Both frameworks expose the same API: a `Model`, a `SIGReg` regularizer, and a `compute_loss` function.

#### PyTorch

```python
import torch
from soma_models.v1.configs import ModelConfig, SIGRegConfig
from soma_models.v1.tokenizer import tokenize
from soma_models.v1.torch.modules.model import Model
from soma_models.v1.torch.modules.sig_reg import SIGReg
from soma_models.v1.torch.loss import compute_loss

# Initialize
model = Model(ModelConfig(dropout_rate=0.1))
sig_reg = SIGReg(SIGRegConfig())

# Tokenize raw bytes
batches = tokenize(raw_bytes)

# Forward + loss (differentiable)
for batch in batches:
    loss, embedding = compute_loss(
        model, sig_reg,
        token_ids=torch.tensor(batch.token_ids),
        targets=torch.tensor(batch.targets),
    )
    loss.backward()

# Save / load weights
model.save("weights.safetensors")
model = Model.load("weights.safetensors", ModelConfig(dropout_rate=0.0))
```

#### Flax

```python
import jax.numpy as jnp
from flax import nnx
from soma_models.v1.configs import ModelConfig, SIGRegConfig
from soma_models.v1.tokenizer import tokenize
from soma_models.v1.flax.modules.model import Model
from soma_models.v1.flax.modules.sig_reg import SIGReg
from soma_models.v1.flax.loss import compute_loss

# Initialize
rngs = nnx.Rngs(0)
model = Model(ModelConfig(dropout_rate=0.1), rngs=rngs)
sig_reg = SIGReg(SIGRegConfig(), rngs=rngs)

# Tokenize raw bytes
batches = tokenize(raw_bytes)

# Forward + loss (differentiable via jax.grad)
for batch in batches:
    loss, embedding = compute_loss(
        model, sig_reg,
        token_ids=jnp.array(batch.token_ids),
        targets=jnp.array(batch.targets),
    )

# Save / load weights
model.save("weights.safetensors")
model = Model.load("weights.safetensors", ModelConfig(dropout_rate=0.0), rngs=rngs)
```

### Weight Serialization

Weights are stored in safetensors format with a canonical key layout.

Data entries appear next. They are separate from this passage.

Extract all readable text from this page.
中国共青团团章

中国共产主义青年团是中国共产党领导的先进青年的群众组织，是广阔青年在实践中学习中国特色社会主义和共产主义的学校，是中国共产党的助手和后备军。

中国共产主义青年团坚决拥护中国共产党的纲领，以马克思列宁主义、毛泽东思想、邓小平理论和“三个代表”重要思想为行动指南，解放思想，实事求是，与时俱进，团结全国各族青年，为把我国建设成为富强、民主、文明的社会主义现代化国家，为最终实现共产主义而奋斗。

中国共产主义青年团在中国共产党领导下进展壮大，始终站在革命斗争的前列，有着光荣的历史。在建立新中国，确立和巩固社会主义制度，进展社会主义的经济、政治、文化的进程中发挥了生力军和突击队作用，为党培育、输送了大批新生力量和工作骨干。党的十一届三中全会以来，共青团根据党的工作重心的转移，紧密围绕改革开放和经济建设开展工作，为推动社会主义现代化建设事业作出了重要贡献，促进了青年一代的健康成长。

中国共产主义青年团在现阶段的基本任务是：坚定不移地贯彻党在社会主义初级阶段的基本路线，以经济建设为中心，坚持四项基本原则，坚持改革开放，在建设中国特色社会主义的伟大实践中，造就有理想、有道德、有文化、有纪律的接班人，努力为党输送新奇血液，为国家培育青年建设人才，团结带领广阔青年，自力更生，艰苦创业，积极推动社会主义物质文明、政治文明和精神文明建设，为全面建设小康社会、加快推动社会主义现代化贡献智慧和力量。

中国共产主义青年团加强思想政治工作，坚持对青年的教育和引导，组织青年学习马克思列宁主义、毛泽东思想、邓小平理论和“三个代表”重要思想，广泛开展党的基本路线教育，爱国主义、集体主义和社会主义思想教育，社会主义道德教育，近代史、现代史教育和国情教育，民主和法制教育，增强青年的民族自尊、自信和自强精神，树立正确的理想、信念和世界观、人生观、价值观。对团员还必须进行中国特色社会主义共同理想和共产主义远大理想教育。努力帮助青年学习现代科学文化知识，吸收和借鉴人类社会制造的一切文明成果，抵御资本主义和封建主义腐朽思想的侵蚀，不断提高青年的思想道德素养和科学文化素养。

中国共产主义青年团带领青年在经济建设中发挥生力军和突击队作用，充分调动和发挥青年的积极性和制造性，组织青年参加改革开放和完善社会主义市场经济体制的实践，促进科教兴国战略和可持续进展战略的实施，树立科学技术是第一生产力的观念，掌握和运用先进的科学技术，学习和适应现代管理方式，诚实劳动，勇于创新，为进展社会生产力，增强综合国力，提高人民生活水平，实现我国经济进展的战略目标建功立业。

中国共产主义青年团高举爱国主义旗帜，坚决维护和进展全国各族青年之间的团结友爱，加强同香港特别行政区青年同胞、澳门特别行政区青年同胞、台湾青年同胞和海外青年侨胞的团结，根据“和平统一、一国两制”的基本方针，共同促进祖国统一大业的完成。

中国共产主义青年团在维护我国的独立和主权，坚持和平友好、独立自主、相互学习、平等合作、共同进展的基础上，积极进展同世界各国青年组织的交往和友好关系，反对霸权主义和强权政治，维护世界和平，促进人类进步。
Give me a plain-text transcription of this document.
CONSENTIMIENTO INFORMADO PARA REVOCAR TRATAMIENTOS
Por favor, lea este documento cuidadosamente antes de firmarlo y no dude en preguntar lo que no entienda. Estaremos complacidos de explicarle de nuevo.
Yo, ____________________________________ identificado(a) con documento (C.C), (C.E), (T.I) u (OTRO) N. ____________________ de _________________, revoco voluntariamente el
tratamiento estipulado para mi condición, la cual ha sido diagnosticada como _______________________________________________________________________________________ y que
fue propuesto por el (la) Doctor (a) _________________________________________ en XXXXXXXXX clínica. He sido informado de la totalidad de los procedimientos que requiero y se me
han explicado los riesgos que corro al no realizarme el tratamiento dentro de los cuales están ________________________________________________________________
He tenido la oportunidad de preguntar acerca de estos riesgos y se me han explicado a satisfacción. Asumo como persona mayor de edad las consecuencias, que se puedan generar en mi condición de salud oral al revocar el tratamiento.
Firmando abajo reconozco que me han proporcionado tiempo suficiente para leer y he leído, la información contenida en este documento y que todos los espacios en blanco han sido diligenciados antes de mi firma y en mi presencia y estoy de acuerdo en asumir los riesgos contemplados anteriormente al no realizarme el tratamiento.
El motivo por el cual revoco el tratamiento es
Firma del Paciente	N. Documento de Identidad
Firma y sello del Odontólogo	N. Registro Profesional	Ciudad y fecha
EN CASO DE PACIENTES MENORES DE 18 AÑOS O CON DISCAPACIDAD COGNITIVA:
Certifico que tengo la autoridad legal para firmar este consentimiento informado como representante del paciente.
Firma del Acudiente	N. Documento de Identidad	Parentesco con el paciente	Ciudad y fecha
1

The serde layer handles all framework-specific transformations automatically:

- **LayerNorm**: `weight`/`bias` (torch) ↔ `gamma`/`beta` (safetensors) ↔ `scale`/`bias` (flax)
- **Linear**: Row-major (torch) ↔ column-major (safetensors/flax)
- **Attention**: Split-head (flax) ↔ flat (safetensors/torch)

#### PyTorch

```python
from soma_models.v1.configs import ModelConfig
from soma_models.v1.torch.modules.model import Model

# Save
model.save("weights.safetensors")

# Load
model = Model.load("weights.safetensors", ModelConfig(dropout_rate=0.0))
```

#### Flax

```python
from soma_models.v1.configs import ModelConfig
from soma_models.v1.flax.modules.model import Model
from flax import nnx

# Save
model.save("weights.safetensors")

# Load
model = Model.load("weights.safetensors", ModelConfig(dropout_rate=0.0), rngs=nnx.Rngs(0))
```

Weights are cross-compatible — you can save from one framework and load into the other.